The provider said post-pension freedom many people were shunning valuable guaranteed annuity rates in order to access their pension pots.
It said Financial Conduct Authority figures showed more than half of savers with guaranteed annuity rates attached to their pension pots are “throwing them away” in retirement by accessing their pension funds without taking an annuity, or guaranteed income for life.
Royal London said it wanted to stop about 30,000 clients with Scottish Life policies losing out. It is heading to the High Court for approval of its plans on 25 June.
If the scheme is approved, policyholders with guaranteed annuity rates would be offered an actuarially fair exchange (based on the usual pattern of individual taking a tax-free lump sum) in return for surrendering the guarantee.

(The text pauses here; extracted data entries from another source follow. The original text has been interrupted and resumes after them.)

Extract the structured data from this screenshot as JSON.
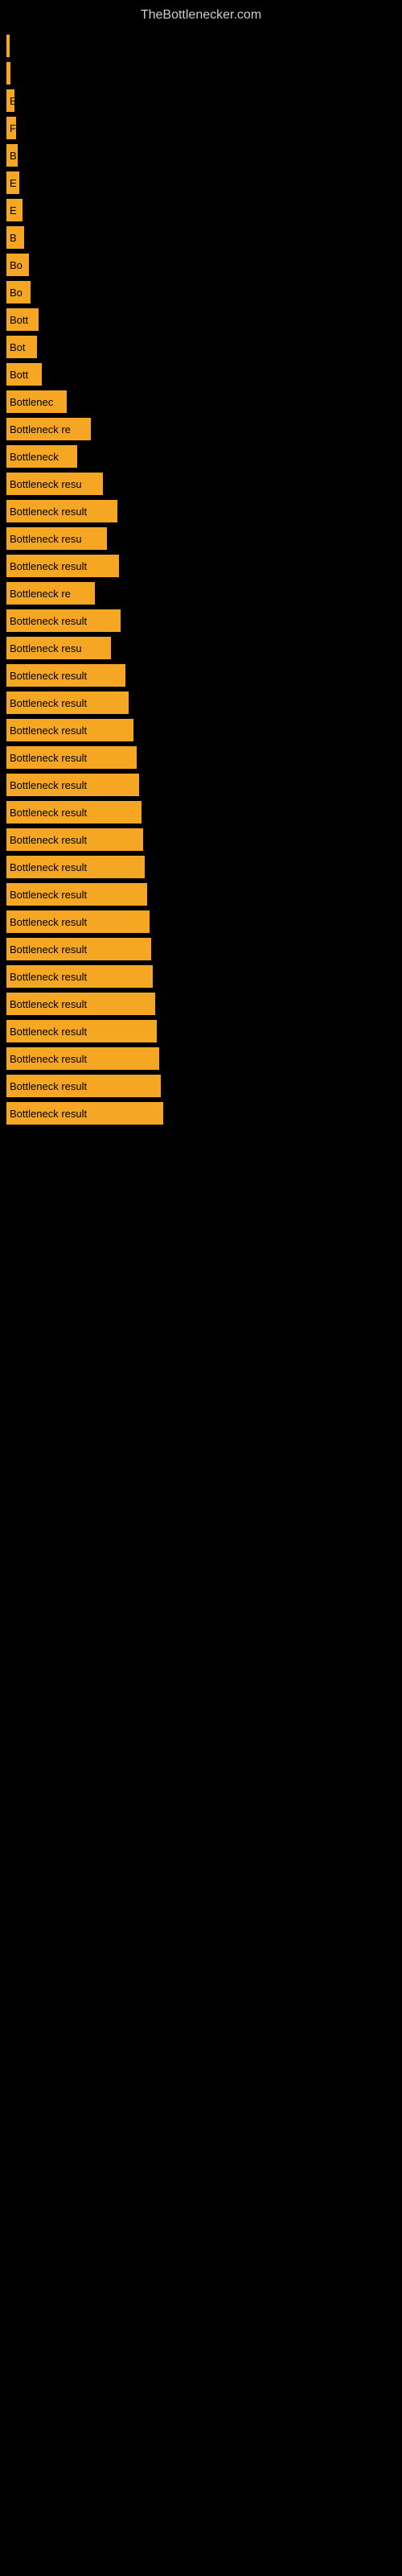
{
  "site": {
    "title": "TheBottlenecker.com"
  },
  "bars": [
    {
      "label": "|",
      "width": 4
    },
    {
      "label": "|",
      "width": 5
    },
    {
      "label": "E",
      "width": 10
    },
    {
      "label": "F",
      "width": 12
    },
    {
      "label": "B",
      "width": 14
    },
    {
      "label": "E",
      "width": 16
    },
    {
      "label": "E",
      "width": 20
    },
    {
      "label": "B",
      "width": 22
    },
    {
      "label": "Bo",
      "width": 28
    },
    {
      "label": "Bo",
      "width": 30
    },
    {
      "label": "Bott",
      "width": 40
    },
    {
      "label": "Bot",
      "width": 38
    },
    {
      "label": "Bott",
      "width": 44
    },
    {
      "label": "Bottlenec",
      "width": 75
    },
    {
      "label": "Bottleneck re",
      "width": 105
    },
    {
      "label": "Bottleneck",
      "width": 88
    },
    {
      "label": "Bottleneck resu",
      "width": 120
    },
    {
      "label": "Bottleneck result",
      "width": 138
    },
    {
      "label": "Bottleneck resu",
      "width": 125
    },
    {
      "label": "Bottleneck result",
      "width": 140
    },
    {
      "label": "Bottleneck re",
      "width": 110
    },
    {
      "label": "Bottleneck result",
      "width": 142
    },
    {
      "label": "Bottleneck resu",
      "width": 130
    },
    {
      "label": "Bottleneck result",
      "width": 148
    },
    {
      "label": "Bottleneck result",
      "width": 152
    },
    {
      "label": "Bottleneck result",
      "width": 158
    },
    {
      "label": "Bottleneck result",
      "width": 162
    },
    {
      "label": "Bottleneck result",
      "width": 165
    },
    {
      "label": "Bottleneck result",
      "width": 168
    },
    {
      "label": "Bottleneck result",
      "width": 170
    },
    {
      "label": "Bottleneck result",
      "width": 172
    },
    {
      "label": "Bottleneck result",
      "width": 175
    },
    {
      "label": "Bottleneck result",
      "width": 178
    },
    {
      "label": "Bottleneck result",
      "width": 180
    },
    {
      "label": "Bottleneck result",
      "width": 182
    },
    {
      "label": "Bottleneck result",
      "width": 185
    },
    {
      "label": "Bottleneck result",
      "width": 187
    },
    {
      "label": "Bottleneck result",
      "width": 190
    },
    {
      "label": "Bottleneck result",
      "width": 192
    },
    {
      "label": "Bottleneck result",
      "width": 195
    }
  ]
}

The provider added people would be free to opt out and retain the guarantee and existing terms if they wanted. However, it said the cash uplift would give them more options at retirement.
Royal London said it would provide free guidance for all those affected and would heavily subsidise personalised financial advice for people who need more personalised help.

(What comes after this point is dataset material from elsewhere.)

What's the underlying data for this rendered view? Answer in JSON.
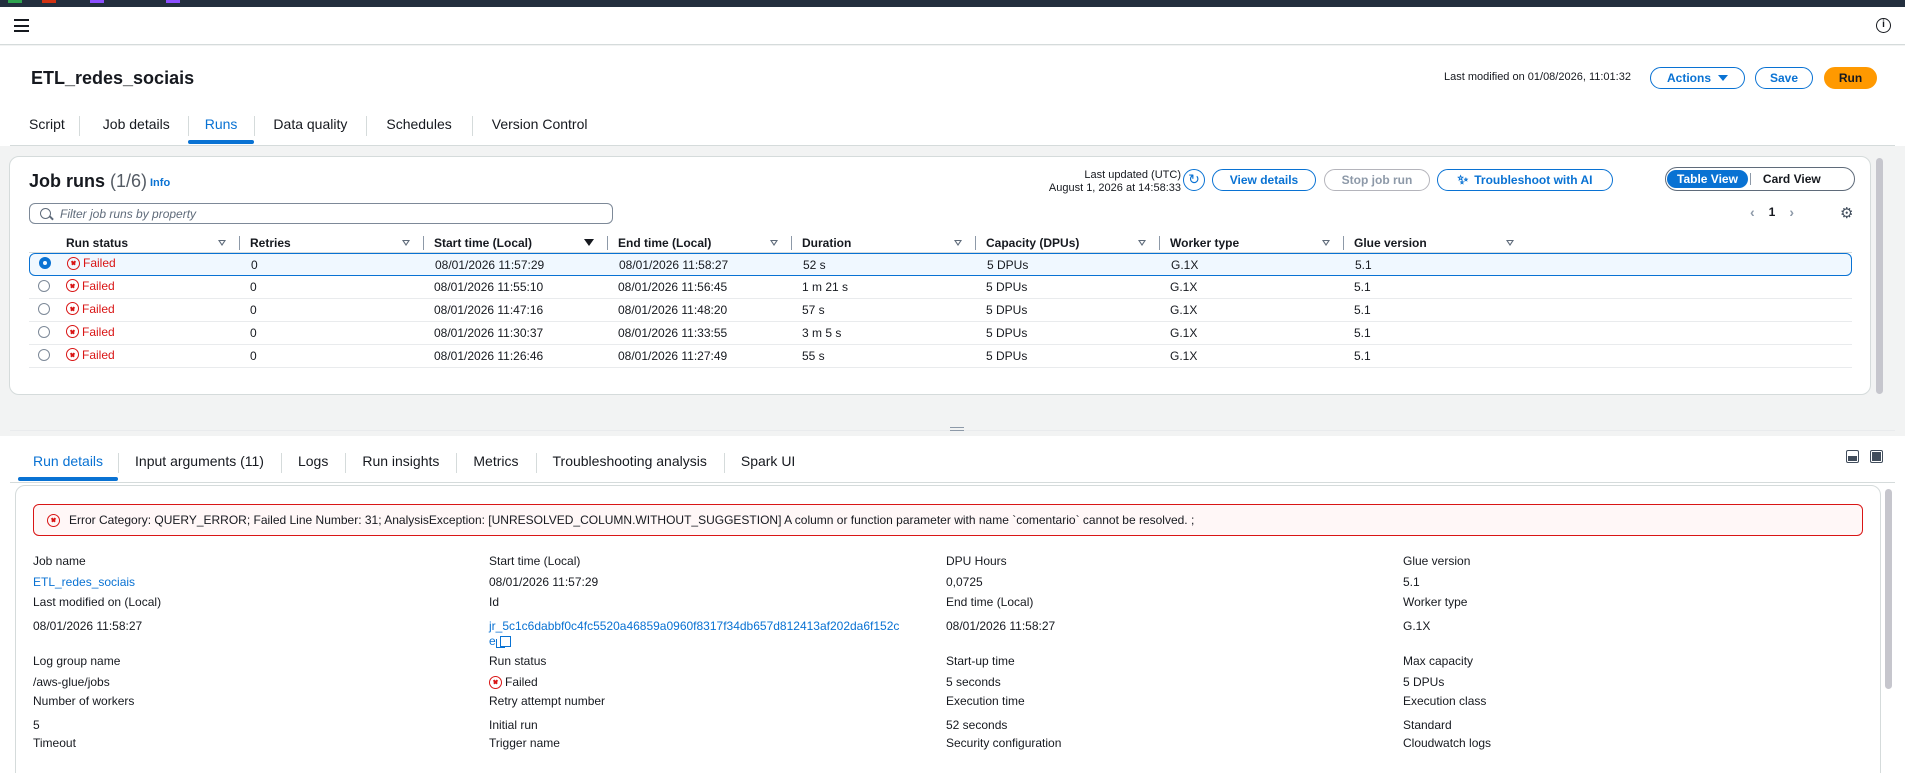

Director of policy Steve Webb said: “Having a guaranteed annuity rate attached to a policy is a very valuable benefit, and that is why we have become increasingly concerned that growing numbers of policyholders are throwing away that guarantee so that they can access their pension pot instead of buying an annuity.
“We are already seeing that significant numbers of policyholders are interested in this option. We will continue to work closely with regulators and others throughout this whole process to ensure that members are given a fair deal.”